EMA: Neue Q&A zu Mischungen aus Wirkstoffen und Hilfsstoffen
Neue Fragen und Antworten zur Qualität von Arzneimitteln erläutern den regulatorischen Umgang mit Mischungen aus Wirkstoffen und Hilfsstoffen („API Mix“). Eine solche Mischung wird als Kombination eines Wirkstoffs mit einem oder mehreren Hilfsstoffen definiert und gilt als erster Herstellungsschritt des Fertigarzneimittels.
Eine Einreichung über ASMF oder CEP ist unter bestimmten Voraussetzungen möglich, insbesondere wenn die Mischung aus Stabilitäts- oder Sicherheitsgründen erforderlich ist. In diesen Fällen kann die Herstellung gemäß EU-GMP Teil II (bzw. Verordnung (EU) 2025/2154 für Tierarzneimittel) erfolgen. Bei sterilen Mischungen gelten für Sterilisation und nachfolgende Schritte die GMP-Anforderungen für Arzneimittel (EU-GMP Teil I).
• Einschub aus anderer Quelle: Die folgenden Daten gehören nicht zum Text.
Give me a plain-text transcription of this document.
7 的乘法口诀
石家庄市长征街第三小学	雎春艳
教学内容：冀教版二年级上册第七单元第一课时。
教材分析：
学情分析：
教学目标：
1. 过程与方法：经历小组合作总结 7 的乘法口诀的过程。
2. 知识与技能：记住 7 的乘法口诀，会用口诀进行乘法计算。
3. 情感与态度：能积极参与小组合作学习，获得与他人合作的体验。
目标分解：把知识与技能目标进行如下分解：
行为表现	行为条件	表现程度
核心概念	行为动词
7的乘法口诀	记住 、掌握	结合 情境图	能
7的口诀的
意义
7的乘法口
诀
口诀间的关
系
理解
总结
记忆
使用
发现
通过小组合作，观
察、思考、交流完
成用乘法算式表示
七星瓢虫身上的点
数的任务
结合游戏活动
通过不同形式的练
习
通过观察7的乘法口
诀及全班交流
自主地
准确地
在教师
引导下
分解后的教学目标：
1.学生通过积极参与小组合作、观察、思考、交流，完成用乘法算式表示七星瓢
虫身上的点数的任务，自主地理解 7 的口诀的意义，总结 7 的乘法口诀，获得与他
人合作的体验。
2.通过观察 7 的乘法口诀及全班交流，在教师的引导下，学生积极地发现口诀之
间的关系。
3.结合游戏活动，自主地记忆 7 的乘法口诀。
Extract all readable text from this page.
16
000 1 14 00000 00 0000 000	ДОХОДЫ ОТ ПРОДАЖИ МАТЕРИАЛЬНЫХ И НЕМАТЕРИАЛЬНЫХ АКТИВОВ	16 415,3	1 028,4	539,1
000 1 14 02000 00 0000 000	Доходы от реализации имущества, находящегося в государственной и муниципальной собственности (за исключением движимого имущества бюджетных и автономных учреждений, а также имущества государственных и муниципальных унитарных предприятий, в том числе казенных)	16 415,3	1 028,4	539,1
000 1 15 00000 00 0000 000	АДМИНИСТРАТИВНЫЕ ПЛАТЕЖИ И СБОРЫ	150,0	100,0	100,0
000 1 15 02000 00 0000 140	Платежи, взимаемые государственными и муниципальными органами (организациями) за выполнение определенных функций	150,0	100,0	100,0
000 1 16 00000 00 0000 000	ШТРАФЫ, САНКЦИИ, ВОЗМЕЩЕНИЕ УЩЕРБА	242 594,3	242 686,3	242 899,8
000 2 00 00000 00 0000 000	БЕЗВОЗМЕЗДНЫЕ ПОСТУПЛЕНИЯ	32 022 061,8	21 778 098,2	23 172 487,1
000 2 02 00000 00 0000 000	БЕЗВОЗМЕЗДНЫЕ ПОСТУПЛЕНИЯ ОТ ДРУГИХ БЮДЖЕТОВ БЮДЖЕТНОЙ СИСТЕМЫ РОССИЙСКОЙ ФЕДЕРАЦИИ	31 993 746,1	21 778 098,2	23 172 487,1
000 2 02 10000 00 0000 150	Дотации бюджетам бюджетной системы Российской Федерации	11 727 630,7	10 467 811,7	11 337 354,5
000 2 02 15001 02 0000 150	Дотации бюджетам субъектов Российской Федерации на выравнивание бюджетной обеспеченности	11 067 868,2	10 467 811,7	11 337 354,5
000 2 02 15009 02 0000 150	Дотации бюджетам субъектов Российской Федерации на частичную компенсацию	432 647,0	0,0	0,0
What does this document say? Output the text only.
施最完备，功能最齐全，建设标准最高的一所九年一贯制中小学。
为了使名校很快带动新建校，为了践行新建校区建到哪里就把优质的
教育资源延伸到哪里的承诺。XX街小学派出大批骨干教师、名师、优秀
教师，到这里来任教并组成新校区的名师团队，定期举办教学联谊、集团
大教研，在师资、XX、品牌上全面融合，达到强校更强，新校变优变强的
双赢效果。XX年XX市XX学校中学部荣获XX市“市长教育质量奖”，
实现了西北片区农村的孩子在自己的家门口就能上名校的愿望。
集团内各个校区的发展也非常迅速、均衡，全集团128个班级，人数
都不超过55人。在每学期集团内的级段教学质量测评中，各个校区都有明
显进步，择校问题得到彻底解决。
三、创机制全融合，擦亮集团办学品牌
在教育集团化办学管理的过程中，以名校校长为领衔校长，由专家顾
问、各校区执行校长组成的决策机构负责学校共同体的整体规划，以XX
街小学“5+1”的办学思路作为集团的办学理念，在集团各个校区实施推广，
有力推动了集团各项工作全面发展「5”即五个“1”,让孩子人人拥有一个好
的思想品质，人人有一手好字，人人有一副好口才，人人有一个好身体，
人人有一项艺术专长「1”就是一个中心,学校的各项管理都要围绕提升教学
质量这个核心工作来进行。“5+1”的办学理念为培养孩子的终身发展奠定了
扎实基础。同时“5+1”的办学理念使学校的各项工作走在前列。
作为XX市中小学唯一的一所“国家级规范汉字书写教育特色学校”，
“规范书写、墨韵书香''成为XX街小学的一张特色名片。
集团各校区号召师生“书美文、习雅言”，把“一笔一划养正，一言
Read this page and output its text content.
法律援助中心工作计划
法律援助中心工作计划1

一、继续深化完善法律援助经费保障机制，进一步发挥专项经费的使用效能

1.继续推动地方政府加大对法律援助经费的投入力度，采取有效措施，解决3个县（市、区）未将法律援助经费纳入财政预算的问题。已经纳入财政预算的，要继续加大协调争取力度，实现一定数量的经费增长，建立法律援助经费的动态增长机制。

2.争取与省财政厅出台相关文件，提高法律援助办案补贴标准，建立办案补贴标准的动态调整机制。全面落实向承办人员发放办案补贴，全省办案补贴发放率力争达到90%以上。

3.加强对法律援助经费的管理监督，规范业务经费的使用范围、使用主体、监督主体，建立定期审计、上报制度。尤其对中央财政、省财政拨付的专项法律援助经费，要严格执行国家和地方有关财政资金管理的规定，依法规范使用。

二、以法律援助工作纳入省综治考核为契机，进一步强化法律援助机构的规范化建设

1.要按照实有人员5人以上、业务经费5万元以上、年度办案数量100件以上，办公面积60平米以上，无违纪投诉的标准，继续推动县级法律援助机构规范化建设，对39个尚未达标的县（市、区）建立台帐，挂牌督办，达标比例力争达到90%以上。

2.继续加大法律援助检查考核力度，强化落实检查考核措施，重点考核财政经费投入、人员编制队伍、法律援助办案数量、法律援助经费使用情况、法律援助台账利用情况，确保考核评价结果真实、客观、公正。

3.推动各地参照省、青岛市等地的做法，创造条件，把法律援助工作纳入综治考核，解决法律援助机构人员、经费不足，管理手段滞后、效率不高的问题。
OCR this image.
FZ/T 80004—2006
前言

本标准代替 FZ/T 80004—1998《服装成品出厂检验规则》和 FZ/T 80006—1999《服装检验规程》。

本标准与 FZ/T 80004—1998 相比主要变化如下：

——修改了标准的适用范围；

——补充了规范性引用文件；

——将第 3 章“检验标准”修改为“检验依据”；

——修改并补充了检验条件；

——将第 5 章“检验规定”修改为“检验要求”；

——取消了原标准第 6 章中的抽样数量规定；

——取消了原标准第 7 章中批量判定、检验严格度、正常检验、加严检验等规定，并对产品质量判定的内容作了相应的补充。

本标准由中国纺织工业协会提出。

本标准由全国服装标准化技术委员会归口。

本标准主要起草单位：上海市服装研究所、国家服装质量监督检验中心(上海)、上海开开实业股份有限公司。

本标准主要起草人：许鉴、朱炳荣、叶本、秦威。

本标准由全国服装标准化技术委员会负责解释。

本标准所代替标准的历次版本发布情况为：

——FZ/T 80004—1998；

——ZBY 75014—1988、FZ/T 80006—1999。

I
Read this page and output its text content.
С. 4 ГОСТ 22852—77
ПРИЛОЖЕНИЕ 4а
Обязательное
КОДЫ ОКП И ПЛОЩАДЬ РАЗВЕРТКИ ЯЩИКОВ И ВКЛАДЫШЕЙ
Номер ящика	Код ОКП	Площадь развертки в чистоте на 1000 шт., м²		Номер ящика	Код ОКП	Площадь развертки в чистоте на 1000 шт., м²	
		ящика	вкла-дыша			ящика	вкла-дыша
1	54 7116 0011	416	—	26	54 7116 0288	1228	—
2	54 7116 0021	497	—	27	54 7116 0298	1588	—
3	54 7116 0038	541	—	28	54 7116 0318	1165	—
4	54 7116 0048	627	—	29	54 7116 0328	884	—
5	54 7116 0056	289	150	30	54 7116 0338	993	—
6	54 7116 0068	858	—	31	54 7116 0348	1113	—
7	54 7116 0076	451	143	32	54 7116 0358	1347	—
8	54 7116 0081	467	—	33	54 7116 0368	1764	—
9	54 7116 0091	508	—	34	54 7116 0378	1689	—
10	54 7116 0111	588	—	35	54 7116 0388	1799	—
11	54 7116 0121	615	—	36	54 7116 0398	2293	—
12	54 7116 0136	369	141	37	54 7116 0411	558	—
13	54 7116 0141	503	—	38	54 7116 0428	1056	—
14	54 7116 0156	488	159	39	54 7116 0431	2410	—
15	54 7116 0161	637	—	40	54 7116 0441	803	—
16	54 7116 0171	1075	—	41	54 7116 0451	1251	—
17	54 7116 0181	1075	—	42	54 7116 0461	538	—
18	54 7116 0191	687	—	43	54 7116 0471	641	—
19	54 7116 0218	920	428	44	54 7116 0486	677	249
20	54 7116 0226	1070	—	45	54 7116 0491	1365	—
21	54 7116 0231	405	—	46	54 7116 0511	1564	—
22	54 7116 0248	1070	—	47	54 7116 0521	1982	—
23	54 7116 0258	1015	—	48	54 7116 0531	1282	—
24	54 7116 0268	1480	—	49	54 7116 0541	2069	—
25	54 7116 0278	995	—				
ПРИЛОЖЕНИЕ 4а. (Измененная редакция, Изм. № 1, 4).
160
Die Q&A präzisieren zudem die Anforderungen an die Dokumentation, einschließlich Begründung der Hilfsstoffe, Stabilitätsdaten sowie Angaben zum Mischprozess und zur Kontrollstrategie im Zulassungsdossier.
Eine Begründung eines API-Mixes ausschließlich aus Verarbeitungs- oder Handhabungsgründen wird grundsätzlich nicht akzeptiert.